Я еще долго вглядывалась в темноту, в которой он скрылся. Я знала, что никогда больше его не увижу, но не могла понять, как к этому отношусь. Чувство, давившее мне на грудь, нельзя было назвать сожалением. Оно скорее напоминало… ностальгию? Как будто мне уже его не хватало.

Ощущение того, что я в безопасности, исчезло. Его мне не хватало тоже.

Я устало поднялась в свою комнату и плюхнулась на тонкий матрас; под моим весом пружины жалобно запищали. Достав телефон, я начала набирать номер Руперта – моего самого надежного соседа (правда, это не означало, что на него можно положиться). Мне нужно было, чтобы через пару дней он встретил меня на автовокзале в Северном Вегасе.
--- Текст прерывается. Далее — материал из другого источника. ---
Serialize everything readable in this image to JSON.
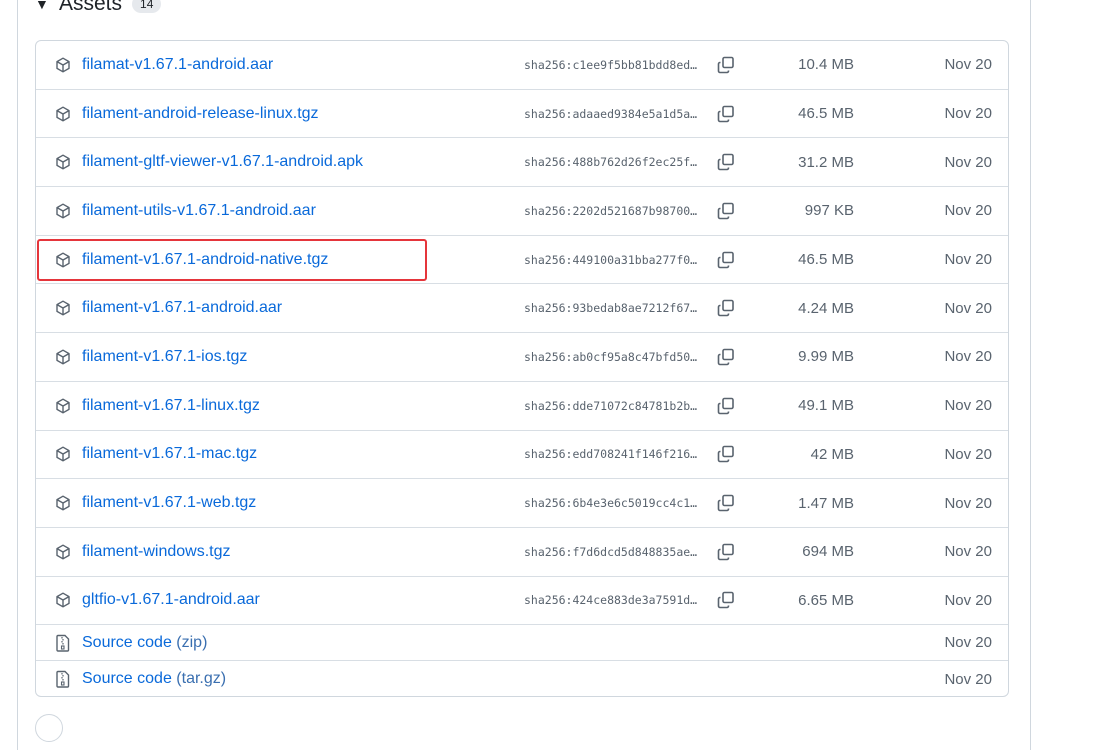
{
  "section": {
    "title": "Assets",
    "count": "14"
  },
  "assets": [
    {
      "name": "filamat-v1.67.1-android.aar",
      "sha": "sha256:c1ee9f5bb81bdd8ed…",
      "size": "10.4 MB",
      "date": "Nov 20"
    },
    {
      "name": "filament-android-release-linux.tgz",
      "sha": "sha256:adaaed9384e5a1d5a…",
      "size": "46.5 MB",
      "date": "Nov 20"
    },
    {
      "name": "filament-gltf-viewer-v1.67.1-android.apk",
      "sha": "sha256:488b762d26f2ec25f…",
      "size": "31.2 MB",
      "date": "Nov 20"
    },
    {
      "name": "filament-utils-v1.67.1-android.aar",
      "sha": "sha256:2202d521687b98700…",
      "size": "997 KB",
      "date": "Nov 20"
    },
    {
      "name": "filament-v1.67.1-android-native.tgz",
      "sha": "sha256:449100a31bba277f0…",
      "size": "46.5 MB",
      "date": "Nov 20"
    },
    {
      "name": "filament-v1.67.1-android.aar",
      "sha": "sha256:93bedab8ae7212f67…",
      "size": "4.24 MB",
      "date": "Nov 20"
    },
    {
      "name": "filament-v1.67.1-ios.tgz",
      "sha": "sha256:ab0cf95a8c47bfd50…",
      "size": "9.99 MB",
      "date": "Nov 20"
    },
    {
      "name": "filament-v1.67.1-linux.tgz",
      "sha": "sha256:dde71072c84781b2b…",
      "size": "49.1 MB",
      "date": "Nov 20"
    },
    {
      "name": "filament-v1.67.1-mac.tgz",
      "sha": "sha256:edd708241f146f216…",
      "size": "42 MB",
      "date": "Nov 20"
    },
    {
      "name": "filament-v1.67.1-web.tgz",
      "sha": "sha256:6b4e3e6c5019cc4c1…",
      "size": "1.47 MB",
      "date": "Nov 20"
    },
    {
      "name": "filament-windows.tgz",
      "sha": "sha256:f7d6dcd5d848835ae…",
      "size": "694 MB",
      "date": "Nov 20"
    },
    {
      "name": "gltfio-v1.67.1-android.aar",
      "sha": "sha256:424ce883de3a7591d…",
      "size": "6.65 MB",
      "date": "Nov 20"
    }
  ],
  "source": [
    {
      "label": "Source code",
      "format": "(zip)",
      "date": "Nov 20"
    },
    {
      "label": "Source code",
      "format": "(tar.gz)",
      "date": "Nov 20"
    }
  ],
  "colors": {
    "link": "#0969da",
    "highlight": "#e5353b"
  }
}
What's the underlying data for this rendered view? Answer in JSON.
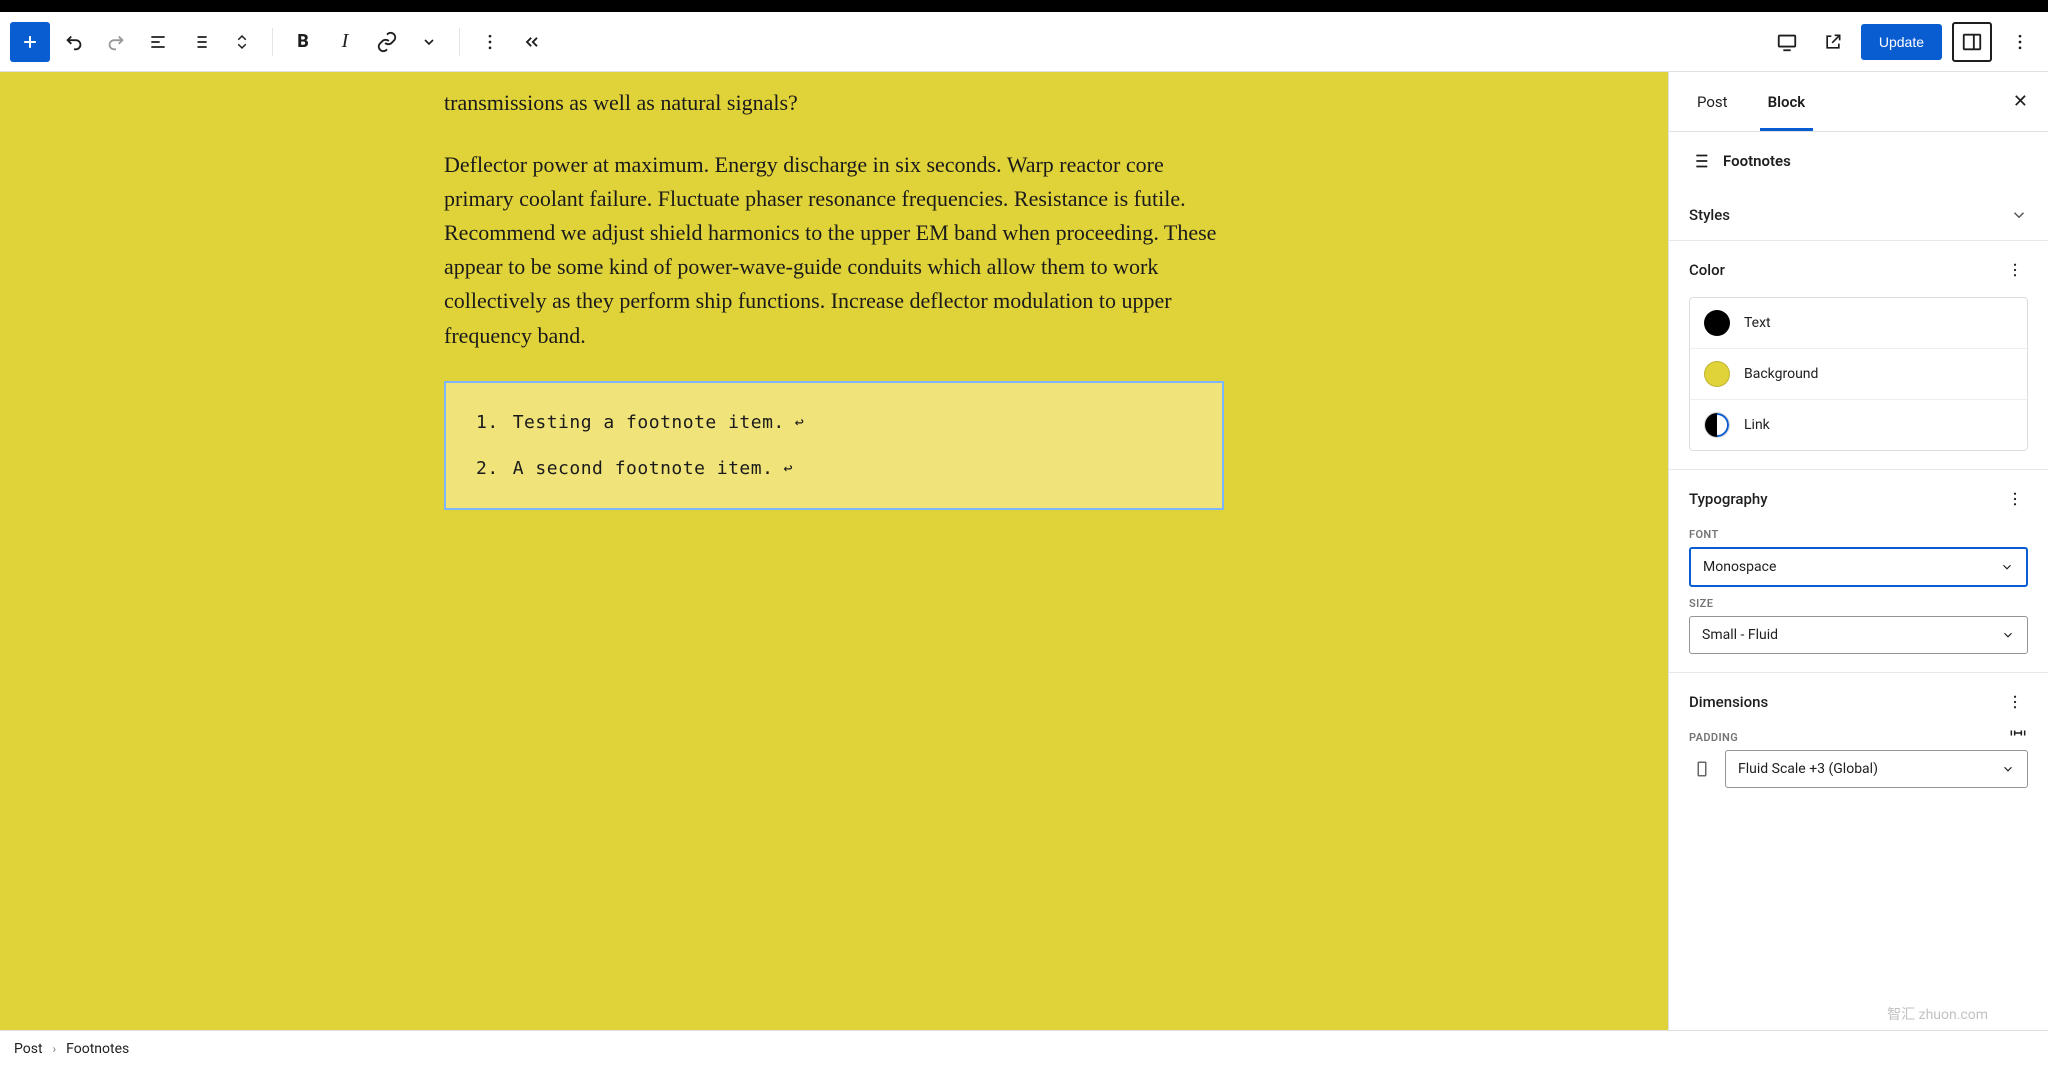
{
  "toolbar": {
    "update_label": "Update"
  },
  "sidebar": {
    "tabs": {
      "post": "Post",
      "block": "Block"
    },
    "block_name": "Footnotes",
    "styles": {
      "title": "Styles"
    },
    "color": {
      "title": "Color",
      "text_label": "Text",
      "background_label": "Background",
      "link_label": "Link"
    },
    "typography": {
      "title": "Typography",
      "font_label": "Font",
      "font_value": "Monospace",
      "size_label": "Size",
      "size_value": "Small - Fluid"
    },
    "dimensions": {
      "title": "Dimensions",
      "padding_label": "Padding",
      "padding_value": "Fluid Scale +3 (Global)"
    }
  },
  "content": {
    "p1": "transmissions as well as natural signals?",
    "p2": "Deflector power at maximum. Energy discharge in six seconds. Warp reactor core primary coolant failure. Fluctuate phaser resonance frequencies. Resistance is futile. Recommend we adjust shield harmonics to the upper EM band when proceeding. These appear to be some kind of power-wave-guide conduits which allow them to work collectively as they perform ship functions. Increase deflector modulation to upper frequency band.",
    "footnotes": [
      "Testing a footnote item.",
      "A second footnote item."
    ]
  },
  "breadcrumb": {
    "root": "Post",
    "current": "Footnotes"
  },
  "watermark": "智汇 zhuon.com"
}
– О, привет, Зэл, – поздоровался со мной Руперт. На фоне было слышно музыку и громкие голоса. – Как ты? Как у тебя складывается с «Большим яблоком»?

Я нахмурилась. Он говорил, как парень, который прячет в шкафу подружку, потому что его девушка не вовремя заявилась домой.

– Не так хорошо, как я надеялась, – ответила я. – Возвращаюсь в Вегас через пару дней. Хотела попросить, чтобы ты забрал меня с вокзала.

– Возвращаешься? – Звуки на фоне стали приглушенными: это значило, что Руперт закрылся в маленькой кладовке, находившейся рядом с кухней. – Черт, Зэл, это проблема.

– И не говори, – пробормотала я, а потом приподнялась и села. – Подожди. Проблема для меня или для тебя?

– Эээ, ну…

– Руперт, что происходит?

– Ну, я как бы сдал твою комнату.

Я едва не выронила телефон.

– Что ты сделал?

– Ты сказала, что точно останешься в Нью-Йорке!

– Я сказала, что возможно точно останусь в Нью-Йорке. – Я замолчала, понимая, что говорю бред, и раздраженно качнула головой. – Но это неважно. Еще я просила пока ничего не делать с моей комнатой и ждать от меня звонка. Как раз вот этого звонка.

– Успокойся. Найдешь себе другое жилье. Можешь…

– Без залога и оплаты за первый месяц – не могу, – сказала я. – Вот дерьмо. Не это мне хотелось сейчас от тебя услышать.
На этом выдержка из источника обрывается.